How important is power?
"It's something you want," Andrews said. "That's why you draft the best arms, first and foremost. You can't teach it. It's there, and it's there for as long as you need it."
The Pirates, at the major-league level, ranked 13th in recording 997 strikeouts last year, an average of 6.1 per game. This decade, they have ranked 13th or lower five times in eight years, never higher than sixth.
Weigh the intangibles, too, as laid out by Andrews:
• "The obvious one, of course, is that you can get away with more mistakes because the hitter can't control his swing as much."
• "Guys who have power arms have power breaking balls. There's a little more spin. The break is sharper. It's tighter. It's later."

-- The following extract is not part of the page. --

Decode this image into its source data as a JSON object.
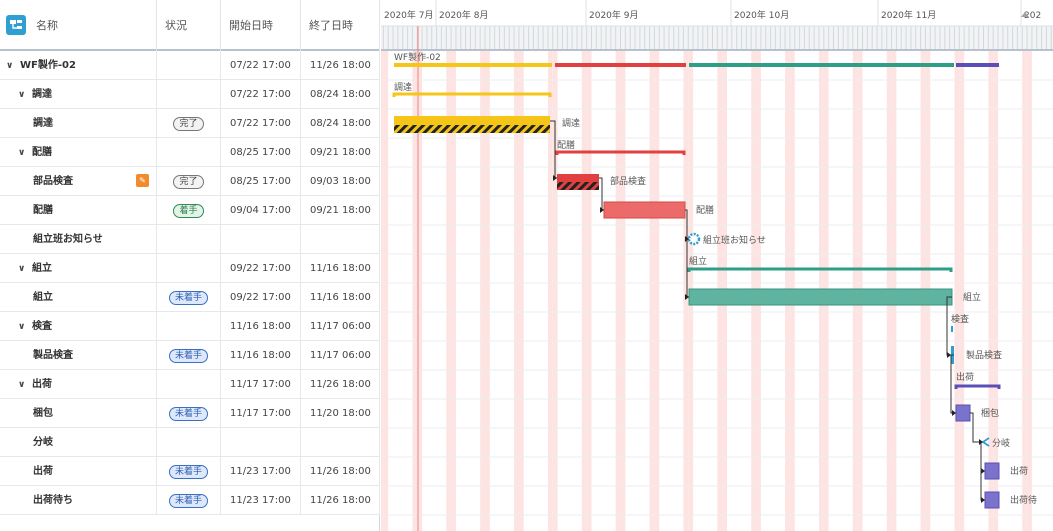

• "There's a value in getting an out without putting the ball in play. You hate to put a luck or chance factor on a pitcher's success, but contact guys do go into hot and cold spells. Second and third with two outs, and that grounder goes through ... if that happens two times in a game, that's the difference between four runs or zero runs in six innings."
• "It makes the game easier all around, including how to manage. Power beats left and right. You don't have to worry about which soft tosser you'll have throwing from one side or the other."

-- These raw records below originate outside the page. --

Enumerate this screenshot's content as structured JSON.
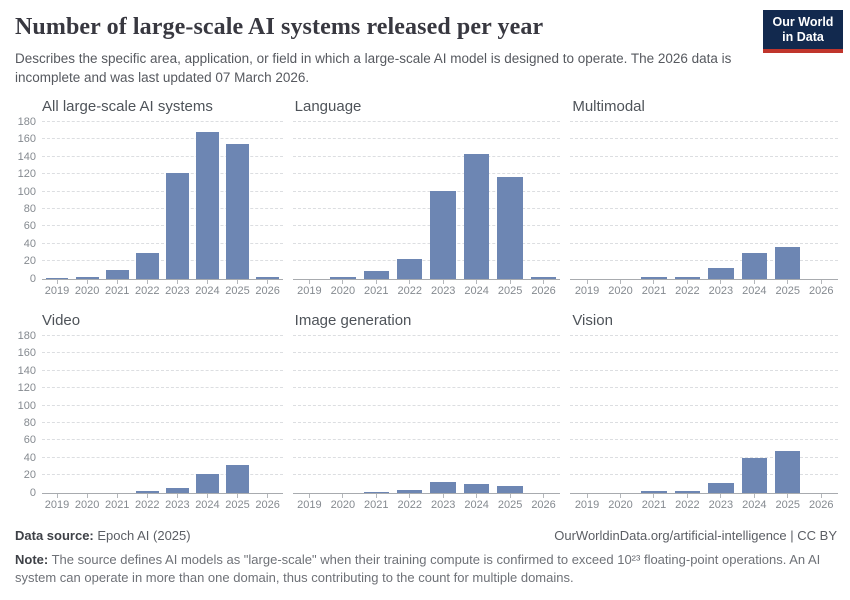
{
  "header": {
    "title": "Number of large-scale AI systems released per year",
    "subtitle": "Describes the specific area, application, or field in which a large-scale AI model is designed to operate. The 2026 data is incomplete and was last updated 07 March 2026.",
    "logo": {
      "line1": "Our World",
      "line2": "in Data",
      "bg_color": "#12294e",
      "accent_color": "#c0352c"
    }
  },
  "chart_style": {
    "bar_color": "#6d86b3",
    "grid_color": "#dcdee1",
    "axis_color": "#a8abaf",
    "tick_label_color": "#858a90"
  },
  "chart_data": [
    {
      "type": "bar",
      "title": "All large-scale AI systems",
      "categories": [
        "2019",
        "2020",
        "2021",
        "2022",
        "2023",
        "2024",
        "2025",
        "2026"
      ],
      "values": [
        1,
        2,
        10,
        30,
        121,
        168,
        154,
        2
      ],
      "ylim": [
        0,
        180
      ],
      "ytick_interval": 20,
      "grid": true,
      "show_y_axis_labels": true
    },
    {
      "type": "bar",
      "title": "Language",
      "categories": [
        "2019",
        "2020",
        "2021",
        "2022",
        "2023",
        "2024",
        "2025",
        "2026"
      ],
      "values": [
        0,
        2,
        9,
        23,
        101,
        143,
        117,
        2
      ],
      "ylim": [
        0,
        180
      ],
      "ytick_interval": 20,
      "grid": true,
      "show_y_axis_labels": false
    },
    {
      "type": "bar",
      "title": "Multimodal",
      "categories": [
        "2019",
        "2020",
        "2021",
        "2022",
        "2023",
        "2024",
        "2025",
        "2026"
      ],
      "values": [
        0,
        0,
        2,
        2,
        12,
        30,
        37,
        0
      ],
      "ylim": [
        0,
        180
      ],
      "ytick_interval": 20,
      "grid": true,
      "show_y_axis_labels": false
    },
    {
      "type": "bar",
      "title": "Video",
      "categories": [
        "2019",
        "2020",
        "2021",
        "2022",
        "2023",
        "2024",
        "2025",
        "2026"
      ],
      "values": [
        0,
        0,
        0,
        2,
        6,
        21,
        32,
        0
      ],
      "ylim": [
        0,
        180
      ],
      "ytick_interval": 20,
      "grid": true,
      "show_y_axis_labels": true
    },
    {
      "type": "bar",
      "title": "Image generation",
      "categories": [
        "2019",
        "2020",
        "2021",
        "2022",
        "2023",
        "2024",
        "2025",
        "2026"
      ],
      "values": [
        0,
        0,
        1,
        3,
        12,
        10,
        8,
        0
      ],
      "ylim": [
        0,
        180
      ],
      "ytick_interval": 20,
      "grid": true,
      "show_y_axis_labels": false
    },
    {
      "type": "bar",
      "title": "Vision",
      "categories": [
        "2019",
        "2020",
        "2021",
        "2022",
        "2023",
        "2024",
        "2025",
        "2026"
      ],
      "values": [
        0,
        0,
        2,
        2,
        11,
        40,
        48,
        0
      ],
      "ylim": [
        0,
        180
      ],
      "ytick_interval": 20,
      "grid": true,
      "show_y_axis_labels": false
    }
  ],
  "footer": {
    "datasource_label": "Data source:",
    "datasource_value": " Epoch AI (2025)",
    "attribution": "OurWorldinData.org/artificial-intelligence | CC BY",
    "note_label": "Note:",
    "note_text": " The source defines AI models as \"large-scale\" when their training compute is confirmed to exceed 10²³ floating-point operations. An AI system can operate in more than one domain, thus contributing to the count for multiple domains."
  }
}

• "You need them in the playoffs. I was a minor-league coach under Lou Piniella in Seattle, and he always searched for that because his feeling was that strikeouts are needed in the playoffs, that they make the difference. Look at Joba Chamberlain, Jonathan Papelbon, Joel Zumaya."
Yates can cite another benefit.
"You always want to be in control of your fastball, even if that means taking a little off it," he said. "But, when you get up, 0-2, sometimes it's not bad to let one run up by a hitter's face and show him you've got that power in your arm, even more than you've shown him. It puts a little intimidation in there, makes them speed up their bat. Now, you set up your offspeed pitches and get them to swing over it or swing early."
Not that he Yates expects the Braves' Jones to be intimidated the next time they meet.
"What's funny is that we talked about that at-bat after the game, laughed about it a little, and he said, 'Don't expect it to happen again,' " Yates said. "So I did it again two nights later. We'll see what happens when he comes to Pittsburgh."
That will be May 9-12. Keep one eye on PNC Park's pitch-speed tracker in right field.